IslamLib – Kita bisa melihat Islam dan Kristen sebagai dua model agama dengan karakternya masing-masing yang khas. Dua-duanya dipersamakan oleh banyak hal, tetapi mereka mewakili dua corak keagamaan yang berbeda. Keduanya bersandar pada sosok “nabi” sebagai penghubung antara Tuhan dan manusia. Keduanya memiliki rujukan tertulis yang memuat wahyu ilahiah yang disebut Kitab Suci. Tetapi mereka berbeda dalam pendekatannya terhadap apa yang disebut kesalehan.

Dalam Islam, kesalehan (individual piety) diterjemahkan dalam bentuk ketaatan terhadap hukum Tuhan yang tertulis dalam Kitab Suci. Dalam Islam, hukum itu disebut syariat yang secara harafiah artinya adalah “jalan”. Syariat adalah jalan kesalehan yang akan mengantarkan manusia kepada keselamatan abadi.

Dalam Kristen, “jalan” keselamatan ditempuh dengan cara lain; bukan melalui ketaatan terhadap Hukum, melainkan jalan iman dan kasih. Sejak awal, kelahiran Kristen memang ditandai dengan semangat kritik terhadap apa yang disebut Taurat atau Hukum Musa. Kalau kita telaah karir kerasulan Yesus, kita akan melihat momen-momen di mana dia berkonfrontasi dengan para ahli hukum Taurat yang disebut kaum Farisi.

Sikap Yesus terhadap Hukum atau Taurat memang nampak ambigu. Di satu pihak, dia menekankan aspek “kontinuitas” Hukum Taurat seperti direkam dalam Lukas 16:17: “Lebih mudah langit dan bumi lenyap dari pada satu titik dari hukum Taurat batal.”

Jika kita lihat kekristenan melalui ayat ini tok, kita bisa memiliki kesan yang keliru bahwa Kristen dan Yahudi adalah agama yang sama: agama yang didasarkan pada Hukum. Kita bisa memiliki pandangan bahwa Kristen memiliki kesamaan dengan Islam yang juga disandarkan pada hukum tertulis bernama syariat. Tetapi Kristen jelas bukan Yahudi dan Islam. Kristen bukan Agama Hukum dalam pengertian yang dikenal dalam dua agama Abrahamik yang lain.

Di pihak lain, Yesus juga melakukan kritik terhadap corak keagamaan ala Yahudi yang bersandar ketat pada Hukum. Ini bisa kita baca dalam “pidato” panjang yang ia sampaikan di bukit di hadapan ribuan muridnya seperti direkam dalam Injil Matius 5-7.

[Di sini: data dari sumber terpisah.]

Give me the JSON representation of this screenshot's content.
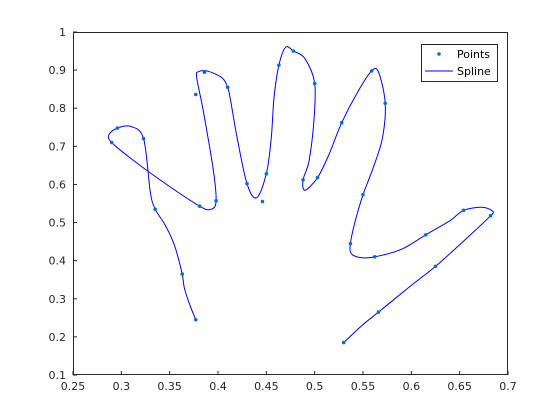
{
  "chart_data": {
    "type": "scatter",
    "title": "",
    "xlabel": "",
    "ylabel": "",
    "xlim": [
      0.25,
      0.7
    ],
    "ylim": [
      0.1,
      1.0
    ],
    "xticks": [
      "0.25",
      "0.3",
      "0.35",
      "0.4",
      "0.45",
      "0.5",
      "0.55",
      "0.6",
      "0.65",
      "0.7"
    ],
    "yticks": [
      "0.1",
      "0.2",
      "0.3",
      "0.4",
      "0.5",
      "0.6",
      "0.7",
      "0.8",
      "0.9",
      "1"
    ],
    "grid": false,
    "legend_position": "top-right",
    "series": [
      {
        "name": "Points",
        "style": "markers",
        "color": "#0072BD",
        "x": [
          0.377,
          0.363,
          0.335,
          0.323,
          0.296,
          0.29,
          0.381,
          0.398,
          0.41,
          0.386,
          0.377,
          0.386,
          0.43,
          0.45,
          0.446,
          0.463,
          0.478,
          0.5,
          0.488,
          0.503,
          0.528,
          0.559,
          0.573,
          0.55,
          0.537,
          0.562,
          0.615,
          0.654,
          0.682,
          0.625,
          0.566,
          0.53
        ],
        "y": [
          0.245,
          0.365,
          0.535,
          0.72,
          0.748,
          0.71,
          0.543,
          0.557,
          0.855,
          0.895,
          0.836,
          0.895,
          0.602,
          0.628,
          0.555,
          0.913,
          0.95,
          0.865,
          0.612,
          0.618,
          0.762,
          0.898,
          0.813,
          0.573,
          0.445,
          0.41,
          0.468,
          0.532,
          0.518,
          0.385,
          0.265,
          0.185
        ]
      },
      {
        "name": "Spline",
        "style": "line",
        "color": "#0000FF",
        "x": [
          0.377,
          0.37,
          0.365,
          0.363,
          0.355,
          0.345,
          0.335,
          0.33,
          0.323,
          0.31,
          0.296,
          0.287,
          0.29,
          0.31,
          0.34,
          0.381,
          0.393,
          0.398,
          0.395,
          0.385,
          0.378,
          0.38,
          0.39,
          0.404,
          0.41,
          0.413,
          0.42,
          0.43,
          0.44,
          0.45,
          0.455,
          0.458,
          0.463,
          0.47,
          0.478,
          0.49,
          0.5,
          0.499,
          0.494,
          0.488,
          0.49,
          0.503,
          0.515,
          0.528,
          0.545,
          0.559,
          0.566,
          0.573,
          0.57,
          0.56,
          0.55,
          0.542,
          0.537,
          0.538,
          0.548,
          0.562,
          0.59,
          0.615,
          0.64,
          0.654,
          0.673,
          0.684,
          0.682,
          0.66,
          0.625,
          0.6,
          0.566,
          0.548,
          0.53
        ],
        "y": [
          0.245,
          0.29,
          0.33,
          0.365,
          0.44,
          0.495,
          0.535,
          0.58,
          0.72,
          0.752,
          0.748,
          0.73,
          0.71,
          0.668,
          0.612,
          0.543,
          0.535,
          0.557,
          0.64,
          0.79,
          0.88,
          0.896,
          0.897,
          0.88,
          0.855,
          0.82,
          0.72,
          0.602,
          0.565,
          0.628,
          0.72,
          0.83,
          0.913,
          0.96,
          0.95,
          0.93,
          0.865,
          0.76,
          0.66,
          0.612,
          0.585,
          0.618,
          0.68,
          0.762,
          0.845,
          0.898,
          0.895,
          0.813,
          0.72,
          0.64,
          0.573,
          0.505,
          0.445,
          0.418,
          0.408,
          0.41,
          0.43,
          0.468,
          0.505,
          0.532,
          0.54,
          0.53,
          0.518,
          0.465,
          0.385,
          0.335,
          0.265,
          0.228,
          0.185
        ]
      }
    ]
  }
}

Seperti pernah saya tulis di ruangan ini sebelumnya, sikap Yesus terhdap Hukum atau Syariat bisa kita setarakan dengan sikap para pembaharu Islam yang menekankan pada esensi atau maqshid al-syariah, bukan makna harafiah dari hukum Tuhan itu. Yesus meringkaskan seluruh ajaran Taurat dalam dua ajaran pokok yang bisa kita sebut sebagai “maqashid al-Taurat” (jika kita boleh menggunakan istilah ini): yaitu mengasihi Tuhan dan mengasihi manusia sesama.

Tafsiran Yesus atas Hukum bisa kita baca dalam sebuah jawaban yang ia berikan kepada seorang ahli Taurat yang bertanya kepadanya tentang apa ajaran dalam Taurat yang bisa dipandang sebagai hukum paling utama, paling esensial? Yesus mengatakan: “Kasihilah Tuhan, Allahmu, dengan segenap hatimu dan dengan segenap jiwamu dan dengan segenap akal budimu.” (Matius 22:37). Lalu pada bagian berikutnya, Yesus mengatakan: “Dan hukum kedua, yang sama dengan itu, ialah: Kasihilah sesama manusia seperti dirimu sendiri.” (Matius 22:38).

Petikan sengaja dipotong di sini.